Men spreekt van waterstofbruggen oftewel H-bruggen. De H-bruggen worden met een stippenlijn
aangegeven. ze zijn in vergelijking met de Van der Waalskrachten vrij sterk.
KOOKPUNT (EN SMELTPUNT)
Als moleculen elkaar sterker aantekken zal het meer energie kosten om ze van elkaar te verwijderen; de
verdampingswarmte en soortelijke warmte van water zijn vrij groot. Er is dus veel energie nodig om
watermoleculen sneller te laten bewegen en om water in de gasfase te brengen. Water heeft een
relatief hoog kook en smeltpunt.
Water is een polaire stof. Het heeft een OH groep, dus kan waterstofbruggen vormen. Stoffen die H-
bruggen kunnen vormen zullen dus goed oplossen in water; ze worden omhuld door water. Dit wordt
hydratatie genoemd. Moeculen met een NH en / of een OH groep worden in water gehydrateerd.

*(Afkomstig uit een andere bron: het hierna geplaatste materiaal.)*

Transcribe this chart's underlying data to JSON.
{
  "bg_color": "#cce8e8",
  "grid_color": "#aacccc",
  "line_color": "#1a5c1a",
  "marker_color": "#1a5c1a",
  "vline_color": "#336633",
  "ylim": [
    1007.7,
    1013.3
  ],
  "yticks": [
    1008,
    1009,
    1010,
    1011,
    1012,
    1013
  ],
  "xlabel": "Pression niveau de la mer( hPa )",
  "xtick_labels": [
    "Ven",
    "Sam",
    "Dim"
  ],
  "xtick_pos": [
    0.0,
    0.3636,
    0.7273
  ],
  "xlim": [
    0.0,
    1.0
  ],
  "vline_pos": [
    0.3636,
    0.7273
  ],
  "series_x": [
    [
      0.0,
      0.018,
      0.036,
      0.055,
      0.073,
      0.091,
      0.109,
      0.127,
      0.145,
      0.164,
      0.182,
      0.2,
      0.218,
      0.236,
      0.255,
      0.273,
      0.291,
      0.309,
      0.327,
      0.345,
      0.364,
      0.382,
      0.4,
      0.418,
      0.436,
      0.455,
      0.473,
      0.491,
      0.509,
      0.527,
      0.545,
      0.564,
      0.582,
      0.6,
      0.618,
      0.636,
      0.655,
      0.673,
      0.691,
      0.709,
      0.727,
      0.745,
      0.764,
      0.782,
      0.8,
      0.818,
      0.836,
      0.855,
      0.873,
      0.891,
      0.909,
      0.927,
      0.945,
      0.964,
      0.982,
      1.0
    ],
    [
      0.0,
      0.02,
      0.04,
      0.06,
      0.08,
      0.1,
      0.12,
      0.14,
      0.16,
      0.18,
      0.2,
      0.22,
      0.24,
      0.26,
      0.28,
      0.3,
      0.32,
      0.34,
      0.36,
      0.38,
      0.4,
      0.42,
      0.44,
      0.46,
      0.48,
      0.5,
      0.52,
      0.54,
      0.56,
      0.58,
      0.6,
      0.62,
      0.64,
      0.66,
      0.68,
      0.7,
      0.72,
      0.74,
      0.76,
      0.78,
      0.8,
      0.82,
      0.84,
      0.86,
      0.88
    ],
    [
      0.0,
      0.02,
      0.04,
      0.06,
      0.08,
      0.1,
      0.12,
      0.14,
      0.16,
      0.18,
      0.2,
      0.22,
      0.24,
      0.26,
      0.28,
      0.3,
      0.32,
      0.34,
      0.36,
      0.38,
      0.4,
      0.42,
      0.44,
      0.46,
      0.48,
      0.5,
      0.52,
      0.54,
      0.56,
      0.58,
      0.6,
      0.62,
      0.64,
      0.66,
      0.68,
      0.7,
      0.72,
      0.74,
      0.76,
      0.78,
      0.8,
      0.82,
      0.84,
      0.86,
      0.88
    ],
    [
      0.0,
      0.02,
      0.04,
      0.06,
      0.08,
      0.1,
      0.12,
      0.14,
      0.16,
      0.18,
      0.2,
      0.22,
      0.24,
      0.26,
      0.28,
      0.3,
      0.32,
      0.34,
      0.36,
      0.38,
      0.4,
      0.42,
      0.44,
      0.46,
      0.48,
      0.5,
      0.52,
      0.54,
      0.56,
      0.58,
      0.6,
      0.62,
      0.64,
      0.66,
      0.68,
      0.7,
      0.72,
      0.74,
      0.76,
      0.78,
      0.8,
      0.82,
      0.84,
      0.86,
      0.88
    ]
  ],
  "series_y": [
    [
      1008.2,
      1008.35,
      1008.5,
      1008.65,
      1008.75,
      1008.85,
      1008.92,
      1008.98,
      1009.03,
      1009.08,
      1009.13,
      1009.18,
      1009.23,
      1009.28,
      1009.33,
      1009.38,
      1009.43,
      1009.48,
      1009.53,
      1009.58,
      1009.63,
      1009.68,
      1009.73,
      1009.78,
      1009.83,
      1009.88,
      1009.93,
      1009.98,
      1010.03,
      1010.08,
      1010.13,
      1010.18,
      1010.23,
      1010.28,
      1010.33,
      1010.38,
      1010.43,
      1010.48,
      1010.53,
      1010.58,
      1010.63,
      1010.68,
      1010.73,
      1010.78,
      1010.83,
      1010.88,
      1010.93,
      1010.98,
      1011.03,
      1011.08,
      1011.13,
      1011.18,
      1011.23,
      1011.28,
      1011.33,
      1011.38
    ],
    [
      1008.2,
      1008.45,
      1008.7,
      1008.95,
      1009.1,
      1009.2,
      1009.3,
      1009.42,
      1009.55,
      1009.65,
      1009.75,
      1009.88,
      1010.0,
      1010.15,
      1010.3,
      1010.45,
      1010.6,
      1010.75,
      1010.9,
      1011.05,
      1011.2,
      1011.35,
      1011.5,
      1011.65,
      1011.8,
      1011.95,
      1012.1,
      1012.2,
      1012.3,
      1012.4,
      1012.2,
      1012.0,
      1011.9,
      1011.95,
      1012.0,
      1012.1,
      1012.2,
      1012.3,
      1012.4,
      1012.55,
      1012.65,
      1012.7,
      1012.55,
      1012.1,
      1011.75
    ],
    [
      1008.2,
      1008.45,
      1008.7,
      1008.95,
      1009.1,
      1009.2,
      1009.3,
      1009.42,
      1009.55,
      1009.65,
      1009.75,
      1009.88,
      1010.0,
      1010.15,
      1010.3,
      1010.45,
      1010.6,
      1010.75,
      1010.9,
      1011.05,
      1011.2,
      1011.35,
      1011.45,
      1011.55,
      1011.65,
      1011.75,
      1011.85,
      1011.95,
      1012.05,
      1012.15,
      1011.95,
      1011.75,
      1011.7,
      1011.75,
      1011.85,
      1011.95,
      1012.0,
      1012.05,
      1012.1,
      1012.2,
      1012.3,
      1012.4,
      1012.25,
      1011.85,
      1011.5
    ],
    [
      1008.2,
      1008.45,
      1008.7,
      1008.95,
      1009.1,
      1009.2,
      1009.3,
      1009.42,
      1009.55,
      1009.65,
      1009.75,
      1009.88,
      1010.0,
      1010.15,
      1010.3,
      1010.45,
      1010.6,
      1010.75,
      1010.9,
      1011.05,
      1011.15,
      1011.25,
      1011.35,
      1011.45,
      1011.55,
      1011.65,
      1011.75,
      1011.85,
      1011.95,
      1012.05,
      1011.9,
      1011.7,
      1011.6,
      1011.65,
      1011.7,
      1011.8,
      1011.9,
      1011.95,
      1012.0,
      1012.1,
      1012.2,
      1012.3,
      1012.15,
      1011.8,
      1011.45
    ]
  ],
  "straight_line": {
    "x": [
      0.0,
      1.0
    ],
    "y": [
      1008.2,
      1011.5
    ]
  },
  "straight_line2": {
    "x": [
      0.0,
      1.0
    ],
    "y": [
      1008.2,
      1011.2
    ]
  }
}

Apolaire stoffen worden niet gehydrateerd. Ze lossen onderling goed op (mengen), maar ze lossen niet
op in polaire stoffen (zoals water).
Een koolwaterstof met een (polaire) OH of NH groep neemt een soort tussenpositie in, maar wordt ook
wel polair genoemd.
Vb. Ethanol
Bij oplossen van een goed oplosbaar zout in water valt het ionrooter uiteen en komen de positieve en
negatieve ionen vrij tussen de watermoleculen. De iets negatieve zijde van de watermoleculen richt zich
naar de positieve (metaal) ionen en de iets negatieve zijde van de watermoleculen richt zich naar de
negatieve (niet-metaal) ionen.
HYDRATEN EN KRISTALWATER
Bij sommige zouten kan bij het indampen van een oplossing van dat zout hydratatiewater in het
ionrooster ingebouwd worden; in het kristalrooster (ionrooster) gaan er dan ook watermoleculen
zitten. Dit water noemt men dan kristalwater.
Dergelijke zouten die in vaste toestand watermoleculen in hun ionrooster bevatten doemt men
hydraten.
Het kristalwater kan door verhitting uit het hydraat verwijderd worden.
- Blauw kopersulfaat: CuSO4.5H2O (s); Voor elk koper ion en sulfaat ion zijn er 5 moleculen water in het
ionrooster ingebouwd
- Natriumcarbonaat (kan vershillende hydraten vormen, het aantal watermoleculen kan dus varieren):
Na2CO3.xH2O (s)
Bij verdrijven van het kristalwater uit het blauwkopersulfaat hydraat, wordt wit kopersulfaat verkregen.
Dit maakt wit kopersulfaat een geschikt reagens om de aanwezigheid van water aan te tonen.